Buchanfang:
ILSE AICHINGER * 1921 in Wien
Engel in der Nacht
Das sind die hellen Tage im Dezember, die ihre eigene Helligkeit durchschauen und darum immer heller werden, die ihrer Blässe zürnen und ihre Kürze als Verheißung nehmen, die von den langen Nächten genährt sind, stark genug, in Sanftmut sich selbst zu überstehen, stark genug, schwach genug und mild. Das sind diejenigen, die aus der Schwärze sonnig werden und nur daraus. Es sind nicht viele. Denn wenn es viele wären, geschähen auch zu viele seltsame Dinge, zu viele Kirchturmuhren würden sich ganz einfach in Gottes eigene Augen verwandeln. Darum sind diese Tage selten: damit die seltsamen Dinge seltsam bleiben, damit die Leute, die aus dem Krieg gekommen sind, nicht zu oft Schmerzen haben an ihren abgeschossenen Gliedern und nicht zuviel in Händen halten, die schon längst abgefroren sind. Daß sie nicht zuviel wissen von der Nacht, die stillt. Aber manchmal gibt es solche Tage Vögel, die vergessen haben, nach dem Süden zu fliegen. Sie breiten ihre hellen Flügel über die Stadt, und die Luft zittert vor Wärme, sie machen unseren Hauch noch einmal unsichtbar, bevor es friert.

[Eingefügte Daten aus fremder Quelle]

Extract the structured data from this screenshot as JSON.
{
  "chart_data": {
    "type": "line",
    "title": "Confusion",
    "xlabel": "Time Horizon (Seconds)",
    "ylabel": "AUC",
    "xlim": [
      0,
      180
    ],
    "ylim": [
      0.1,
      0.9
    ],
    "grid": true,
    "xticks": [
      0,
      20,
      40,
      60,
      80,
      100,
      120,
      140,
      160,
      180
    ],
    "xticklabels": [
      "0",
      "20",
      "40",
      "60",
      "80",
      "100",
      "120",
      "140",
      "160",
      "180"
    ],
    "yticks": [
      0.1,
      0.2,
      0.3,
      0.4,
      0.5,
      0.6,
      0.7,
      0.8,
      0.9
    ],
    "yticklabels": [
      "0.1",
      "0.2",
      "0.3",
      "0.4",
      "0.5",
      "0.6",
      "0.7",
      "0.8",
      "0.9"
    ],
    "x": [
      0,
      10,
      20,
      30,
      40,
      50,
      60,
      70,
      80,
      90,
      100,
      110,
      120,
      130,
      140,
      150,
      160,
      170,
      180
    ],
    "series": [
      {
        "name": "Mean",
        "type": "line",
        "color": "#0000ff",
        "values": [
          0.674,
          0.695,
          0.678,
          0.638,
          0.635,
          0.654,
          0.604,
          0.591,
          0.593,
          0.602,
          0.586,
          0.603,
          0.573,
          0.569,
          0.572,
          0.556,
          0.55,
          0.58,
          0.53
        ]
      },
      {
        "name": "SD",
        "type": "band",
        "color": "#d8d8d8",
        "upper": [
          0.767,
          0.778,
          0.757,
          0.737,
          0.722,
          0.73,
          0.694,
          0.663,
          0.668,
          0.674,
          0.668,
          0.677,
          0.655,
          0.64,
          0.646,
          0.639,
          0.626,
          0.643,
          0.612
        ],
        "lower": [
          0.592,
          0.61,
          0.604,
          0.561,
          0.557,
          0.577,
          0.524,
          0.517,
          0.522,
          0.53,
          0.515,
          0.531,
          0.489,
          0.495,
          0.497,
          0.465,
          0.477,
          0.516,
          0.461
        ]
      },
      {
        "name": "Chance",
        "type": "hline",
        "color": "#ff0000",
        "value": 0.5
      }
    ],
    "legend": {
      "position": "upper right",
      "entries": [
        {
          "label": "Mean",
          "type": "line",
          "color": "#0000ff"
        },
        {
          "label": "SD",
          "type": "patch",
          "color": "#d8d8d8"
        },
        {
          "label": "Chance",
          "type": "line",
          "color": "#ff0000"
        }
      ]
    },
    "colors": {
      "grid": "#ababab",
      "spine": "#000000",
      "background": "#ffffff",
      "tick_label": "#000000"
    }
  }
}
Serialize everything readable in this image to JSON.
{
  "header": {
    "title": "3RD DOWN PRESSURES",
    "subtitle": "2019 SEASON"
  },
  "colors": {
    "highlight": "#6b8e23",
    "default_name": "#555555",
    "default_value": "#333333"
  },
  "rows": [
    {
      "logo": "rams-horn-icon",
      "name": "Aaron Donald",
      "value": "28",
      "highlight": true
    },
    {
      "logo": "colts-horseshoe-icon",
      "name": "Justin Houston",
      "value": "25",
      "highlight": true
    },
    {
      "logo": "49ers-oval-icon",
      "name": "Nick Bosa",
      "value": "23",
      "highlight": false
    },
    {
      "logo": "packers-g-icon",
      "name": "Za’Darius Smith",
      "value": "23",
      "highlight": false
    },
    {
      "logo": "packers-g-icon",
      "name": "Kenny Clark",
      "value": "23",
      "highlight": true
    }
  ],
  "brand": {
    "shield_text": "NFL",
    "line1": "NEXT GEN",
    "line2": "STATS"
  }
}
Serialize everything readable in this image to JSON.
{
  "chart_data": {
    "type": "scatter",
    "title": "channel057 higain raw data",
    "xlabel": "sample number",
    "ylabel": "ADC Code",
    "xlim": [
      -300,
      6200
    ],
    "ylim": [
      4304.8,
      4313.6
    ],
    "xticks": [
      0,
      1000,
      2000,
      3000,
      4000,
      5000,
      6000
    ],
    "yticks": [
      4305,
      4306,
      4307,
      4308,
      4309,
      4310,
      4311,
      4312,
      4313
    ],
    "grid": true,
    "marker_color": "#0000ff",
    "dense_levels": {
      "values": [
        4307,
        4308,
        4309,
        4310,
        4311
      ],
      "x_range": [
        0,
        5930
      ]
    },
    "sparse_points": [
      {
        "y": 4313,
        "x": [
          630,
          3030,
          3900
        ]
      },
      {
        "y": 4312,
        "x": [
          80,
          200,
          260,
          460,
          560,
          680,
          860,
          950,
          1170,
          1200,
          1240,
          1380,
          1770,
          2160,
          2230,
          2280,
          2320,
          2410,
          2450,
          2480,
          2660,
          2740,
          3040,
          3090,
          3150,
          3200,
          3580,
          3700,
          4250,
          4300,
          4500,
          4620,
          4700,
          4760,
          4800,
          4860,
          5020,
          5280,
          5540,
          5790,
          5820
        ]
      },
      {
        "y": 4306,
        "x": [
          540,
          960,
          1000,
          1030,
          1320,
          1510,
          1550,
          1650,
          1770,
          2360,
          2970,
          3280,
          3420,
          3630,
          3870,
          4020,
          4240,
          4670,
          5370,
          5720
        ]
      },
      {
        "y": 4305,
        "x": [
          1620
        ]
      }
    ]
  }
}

Und wenn es soweit ist, sterben sie schnell. Sie wollen keine lange Dämmerung und keine roten Wolken, sie verbluten nicht offen. Sie fallen von den Dächern, und es ist finster. Vielleicht, wenn diese verirrten Vögel nicht wären, diese hellen Tage im Dezember, gäb es auch keinen, der noch an Engel glaubt, wenn alle anderen schon hinter seinem Rücken lachen, der die Flügel hat rauschen hören vor Tag, als alle anderen nur die Hunde bellen hörten.

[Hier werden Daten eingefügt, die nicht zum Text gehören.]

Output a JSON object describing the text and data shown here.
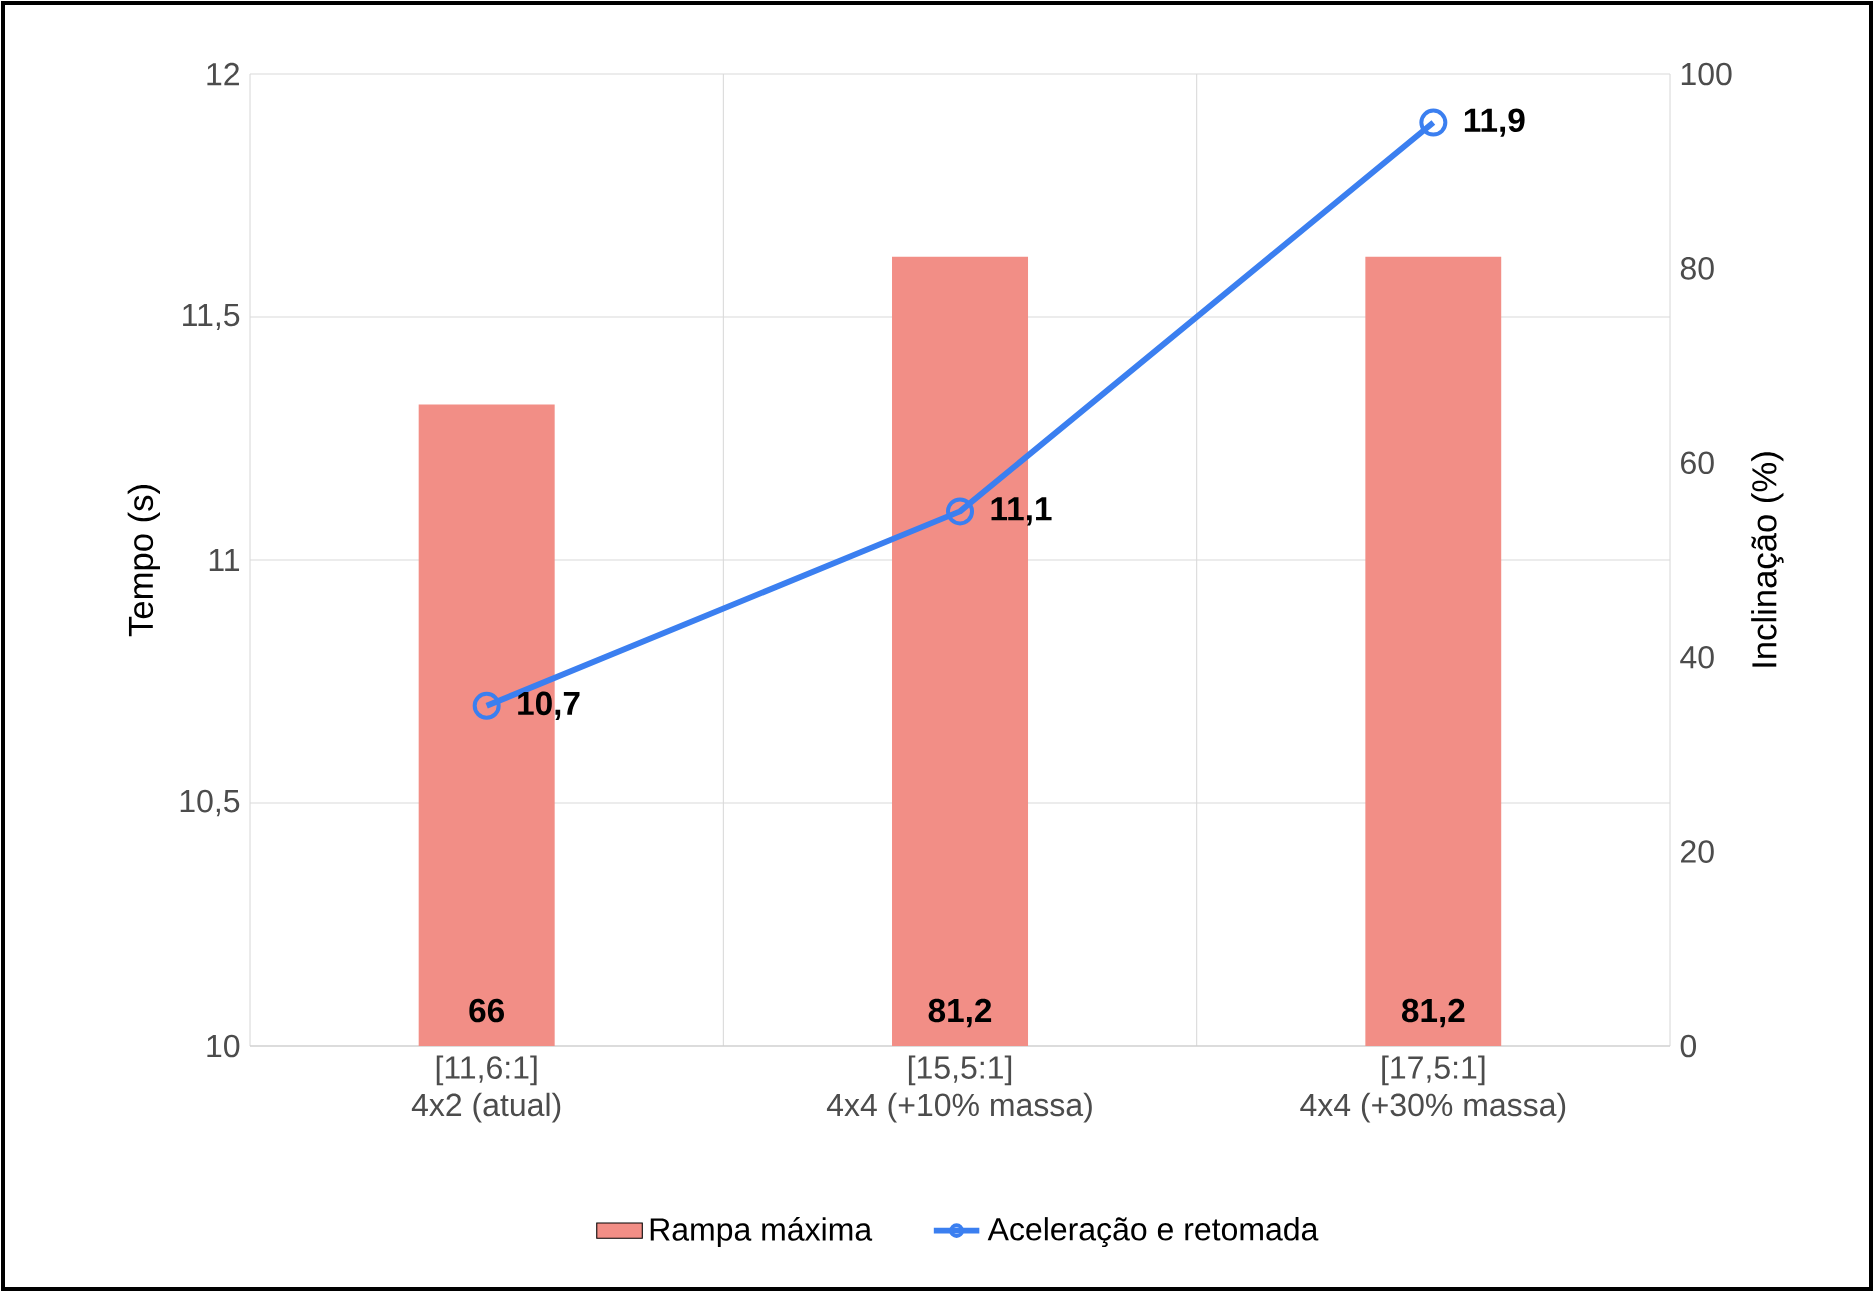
{
  "chart_data": {
    "type": "bar",
    "categories": [
      "[11,6:1]\n4x2 (atual)",
      "[15,5:1]\n4x4 (+10% massa)",
      "[17,5:1]\n4x4 (+30% massa)"
    ],
    "ylabel": "Tempo (s)",
    "y2label": "Inclinação (%)",
    "ylim": [
      10,
      12
    ],
    "yticks": [
      {
        "value": 10,
        "label": "10"
      },
      {
        "value": 10.5,
        "label": "10,5"
      },
      {
        "value": 11,
        "label": "11"
      },
      {
        "value": 11.5,
        "label": "11,5"
      },
      {
        "value": 12,
        "label": "12"
      }
    ],
    "y2lim": [
      0,
      100
    ],
    "y2ticks": [
      0,
      20,
      40,
      60,
      80,
      100
    ],
    "grid": true,
    "legend": "bottom",
    "series": [
      {
        "name": "Rampa máxima",
        "axis": "y2",
        "color": "#f28e86",
        "values": [
          66,
          81.2,
          81.2
        ],
        "value_labels": [
          "66",
          "81,2",
          "81,2"
        ]
      },
      {
        "name": "Aceleração e retomada",
        "type": "line",
        "axis": "y",
        "color": "#3b7ff0",
        "marker": "circle",
        "values": [
          10.7,
          11.1,
          11.9
        ],
        "value_labels": [
          "10,7",
          "11,1",
          "11,9"
        ]
      }
    ]
  }
}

Meine Schwester war schuld daran. Sie war es, die mich an dem finsteren Morgen aus dem Bett gerissen und ans Fenster gezerrt hatte. „Da, da! Da fliegen sie! Hast du es rauschen hören? Siehst du nicht ihre Schleppen? Wach auf! Du schläfst zu lang!“ Und später, wenn Weihnachten schon ganz nahe war und die Bäume auf den Plätzen ihre Nadeln verloren, noch ehe sie verkauft waren: „Jetzt ist schon Silber in der Luft, jetzt kommt das Kind bald nach!“ Wenn ich sagte: „Es regnet!“, lachte sie verächtlich. „Du schläfst zu lang!“ Zu lang, immer um den Augenblick zu lang, in dem die Engel um das Haus flogen!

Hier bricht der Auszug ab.